BitCrowdy alleges to be Europe’s fastest-growing bitcoin wallet, where investors can earn up to 6% weekly for depositing their crypto on the platform.

Scam here and there. In this article, we review the supposed investment platform with the question, “is Bitcrowdy legit?

Before we jump in, it is worth noting that the rise of cryptocurrencies has led to a conception of companies and websites ‘claiming‘ legitimate ways for investors to earn money on their holdings. 

Bitcrowdy is one such platform, and our conclusions advise that there are many Ponzi-like red-flags‘ that prospective users need to identify before putting money into this scheme.

Is BitCrowdy Legit? Here’s What We Found Out

First of all, BitCrowdy labels itself as “Europe’s fastest-growing bitcoin wallet,” and then as Africa’s No 1 Finance App. There are no numbers to back up the platform’s assumed reputation, and the domain is less than six months old.

As reported from the data below from ICAAN, the domain is hosted with NameCheap and was only created in late September 2020.

Scam Red-Flags on BitCrowdy


Falsified Publications

One of the most apparent reasons for possibly calling Bitcrowdy a ‘scam’ is because the platform falsely claims to be published on popular financial publications such as Yahoo Finance, CNN Money, Forbes, Business Insider, and Wall Street Journal. BitCrowdy Isn’t Published in Any of These Magazines.

Our BitCrowdy review shows that no article about the platform exists on these publications, and claims that the company has raised $1 billion is merely a ploy to make unsuspecting investors trust it.

Outrageous Returns

Bitcrowdy attracts investors by promising a 6% weekly returns on bitcoins deposited on the platform. These would equate to a 24% monthly return and a 288% annual return. These figures are staggering compared with legitimate platforms where people can earn interest in cryptocurrencies.

For instance, BlockFi, Nexo, and Celsius Network payout between 6-9% annual percentage yield on BTC deposits. These platforms also specify their profit source, which generally comes from over-collateralized lending to retail and institutional clients.

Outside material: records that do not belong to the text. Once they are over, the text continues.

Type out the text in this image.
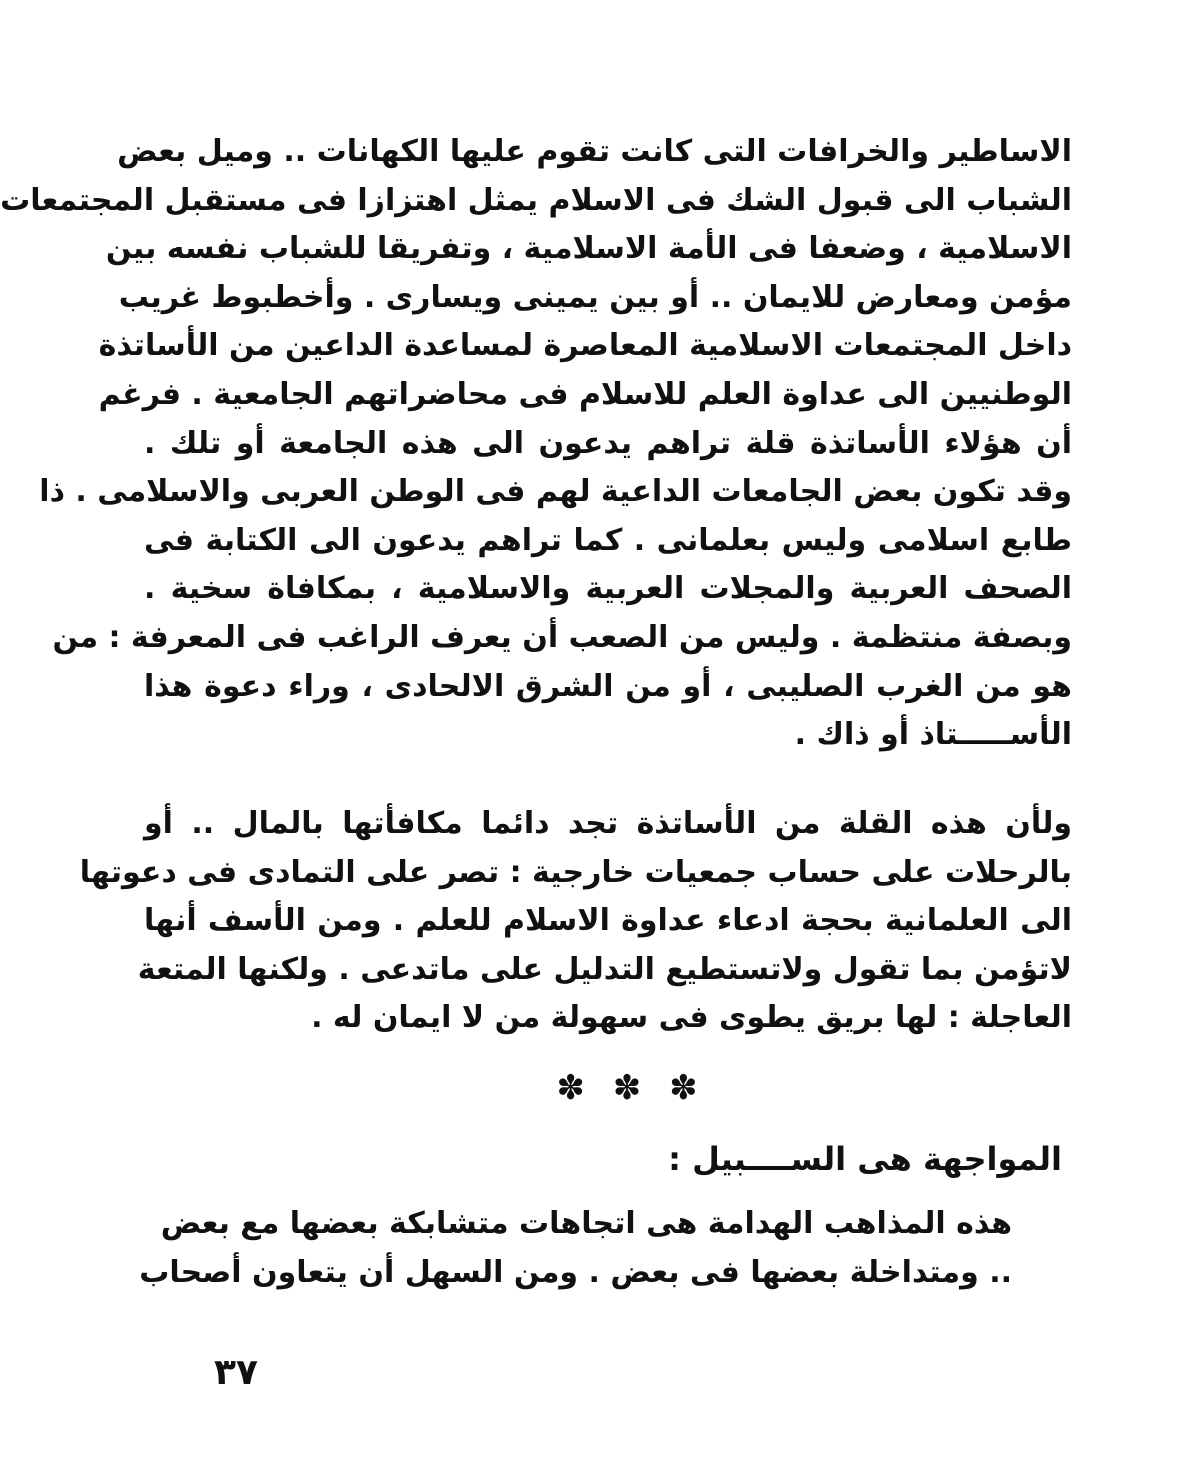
الاساطير والخرافات التى كانت تقوم عليها الكهانات .. وميل بعض
الشباب الى قبول الشك فى الاسلام يمثل اهتزازا فى مستقبل المجتمعات
الاسلامية ، وضعفا فى الأمة الاسلامية ، وتفريقا للشباب نفسه بين
مؤمن ومعارض للايمان .. أو بين يمينى ويسارى . وأخطبوط غريب
داخل المجتمعات الاسلامية المعاصرة لمساعدة الداعين من الأساتذة
الوطنيين الى عداوة العلم للاسلام فى محاضراتهم الجامعية . فرغم
أن هؤلاء الأساتذة قلة تراهم يدعون الى هذه الجامعة أو تلك .
وقد تكون بعض الجامعات الداعية لهم فى الوطن العربى والاسلامى . ذا
طابع اسلامى وليس بعلمانى . كما تراهم يدعون الى الكتابة فى
الصحف العربية والمجلات العربية والاسلامية ، بمكافاة سخية .
وبصفة منتظمة . وليس من الصعب أن يعرف الراغب فى المعرفة : من
هو من الغرب الصليبى ، أو من الشرق الالحادى ، وراء دعوة هذا
الأســـــتاذ أو ذاك .
ولأن هذه القلة من الأساتذة تجد دائما مكافأتها بالمال .. أو
بالرحلات على حساب جمعيات خارجية : تصر على التمادى فى دعوتها
الى العلمانية بحجة ادعاء عداوة الاسلام للعلم . ومن الأسف أنها
لاتؤمن بما تقول ولاتستطيع التدليل على ماتدعى . ولكنها المتعة
العاجلة : لها بريق يطوى فى سهولة من لا ايمان له .
✽ ✽ ✽
المواجهة هى الســــبيل :
هذه المذاهب الهدامة هى اتجاهات متشابكة بعضها مع بعض
.. ومتداخلة بعضها فى بعض . ومن السهل أن يتعاون أصحاب
٣٧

For Bitcrowdy, nevertheless, the company does not disclose the “mysterious” business from which it pays out the supposed yield. The scheme also claims that American Bank, Merill Lynch manage the funds. Well, we couldn’t find any trace of BitCrowdy on the official Lynch WebsiteMerrill Lynch Has No Information on BitCrowdy

Participants of the scheme who spoke to on the condition of anonymity disclosed that the platform is closely linked to another ‘bogus’ investment scheme, Agrisunfarms.

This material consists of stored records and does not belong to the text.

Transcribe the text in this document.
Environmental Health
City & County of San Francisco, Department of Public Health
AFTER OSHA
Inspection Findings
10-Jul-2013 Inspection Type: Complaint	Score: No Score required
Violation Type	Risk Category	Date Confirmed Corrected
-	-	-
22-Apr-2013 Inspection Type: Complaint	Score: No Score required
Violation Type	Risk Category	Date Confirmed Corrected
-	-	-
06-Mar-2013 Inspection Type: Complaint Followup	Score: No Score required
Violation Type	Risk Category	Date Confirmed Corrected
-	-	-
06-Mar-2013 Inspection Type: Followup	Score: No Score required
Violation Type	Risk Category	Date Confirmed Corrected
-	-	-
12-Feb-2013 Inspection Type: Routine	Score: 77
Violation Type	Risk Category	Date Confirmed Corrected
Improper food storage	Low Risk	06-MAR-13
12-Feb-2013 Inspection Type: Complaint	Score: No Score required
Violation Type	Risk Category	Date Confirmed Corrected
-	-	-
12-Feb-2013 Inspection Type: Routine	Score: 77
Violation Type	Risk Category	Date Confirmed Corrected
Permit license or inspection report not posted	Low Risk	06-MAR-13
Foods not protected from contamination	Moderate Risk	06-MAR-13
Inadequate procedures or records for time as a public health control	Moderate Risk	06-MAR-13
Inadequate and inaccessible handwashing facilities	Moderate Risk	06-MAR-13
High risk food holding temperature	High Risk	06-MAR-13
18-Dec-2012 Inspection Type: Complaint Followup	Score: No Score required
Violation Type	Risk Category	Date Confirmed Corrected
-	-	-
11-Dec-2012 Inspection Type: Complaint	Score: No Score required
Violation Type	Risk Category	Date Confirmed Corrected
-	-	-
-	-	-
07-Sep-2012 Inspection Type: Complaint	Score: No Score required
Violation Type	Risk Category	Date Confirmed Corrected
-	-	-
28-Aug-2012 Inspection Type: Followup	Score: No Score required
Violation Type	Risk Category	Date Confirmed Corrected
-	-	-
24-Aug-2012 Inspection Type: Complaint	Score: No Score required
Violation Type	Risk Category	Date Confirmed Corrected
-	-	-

Users must deposit bitcoin funds for the supposed “poultry farm” they hold on BitCrowdy because options like credit cards and PayPal are inaccessible. This relationship seems to be a deliberate attempt to force people to hold bitcoins on BitCrowdy; thus playing into the masterminds’ hands.

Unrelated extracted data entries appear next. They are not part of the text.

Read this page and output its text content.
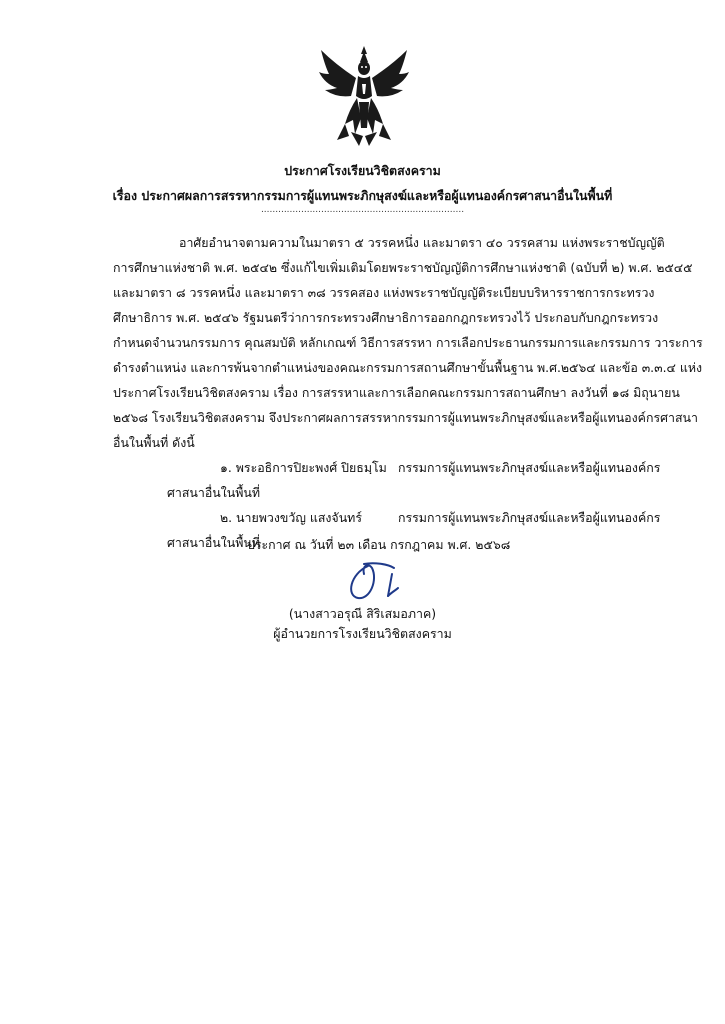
ประกาศโรงเรียนวิชิตสงคราม
เรื่อง ประกาศผลการสรรหากรรมการผู้แทนพระภิกษุสงฆ์และหรือผู้แทนองค์กรศาสนาอื่นในพื้นที่
.......................................................................
อาศัยอำนาจตามความในมาตรา ๕ วรรคหนึ่ง และมาตรา ๔๐ วรรคสาม แห่งพระราชบัญญัติ
การศึกษาแห่งชาติ พ.ศ. ๒๕๔๒ ซึ่งแก้ไขเพิ่มเติมโดยพระราชบัญญัติการศึกษาแห่งชาติ (ฉบับที่ ๒) พ.ศ. ๒๕๔๕
และมาตรา ๘ วรรคหนึ่ง และมาตรา ๓๘ วรรคสอง แห่งพระราชบัญญัติระเบียบบริหารราชการกระทรวง
ศึกษาธิการ พ.ศ. ๒๕๔๖ รัฐมนตรีว่าการกระทรวงศึกษาธิการออกกฎกระทรวงไว้ ประกอบกับกฎกระทรวง
กำหนดจำนวนกรรมการ คุณสมบัติ หลักเกณฑ์ วิธีการสรรหา การเลือกประธานกรรมการและกรรมการ วาระการ
ดำรงตำแหน่ง และการพ้นจากตำแหน่งของคณะกรรมการสถานศึกษาขั้นพื้นฐาน พ.ศ.๒๕๖๔ และข้อ ๓.๓.๔ แห่ง
ประกาศโรงเรียนวิชิตสงคราม เรื่อง การสรรหาและการเลือกคณะกรรมการสถานศึกษา ลงวันที่ ๑๘ มิถุนายน
๒๕๖๘ โรงเรียนวิชิตสงคราม จึงประกาศผลการสรรหากรรมการผู้แทนพระภิกษุสงฆ์และหรือผู้แทนองค์กรศาสนา
อื่นในพื้นที่ ดังนี้
๑. พระอธิการปิยะพงศ์ ปิยธมฺโม กรรมการผู้แทนพระภิกษุสงฆ์และหรือผู้แทนองค์กร
ศาสนาอื่นในพื้นที่
๒. นายพวงขวัญ แสงจันทร์	กรรมการผู้แทนพระภิกษุสงฆ์และหรือผู้แทนองค์กร
ศาสนาอื่นในพื้นที่
ประกาศ ณ วันที่ ๒๓ เดือน กรกฎาคม พ.ศ. ๒๕๖๘
(นางสาวอรุณี สิริเสมอภาค)
ผู้อำนวยการโรงเรียนวิชิตสงคราม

No Official Customer Support

Legitimate bitcoin investment sites offer a large-scale customer support desk to cater to their userbase. Unexpectedly, there is no way to reach the team behind this scheme. A “Contact Us” button on the website points to a non-existent Facebook Messenger account.

Final Words on BitCrowdy

Going by the red-flags identified so far, our best guess is that BitCrowdy is not legit. It is another ploy to separate innocent investors from their hard-earned bitcoins.

The platform will likely go offline once the masterminds believe they have enough BTC deposits to cover the cost of setting up and marketing the platform to date. Anyone contemplating investing any funds into the platform is doing so at their own risk, as we’d never recommend doing so.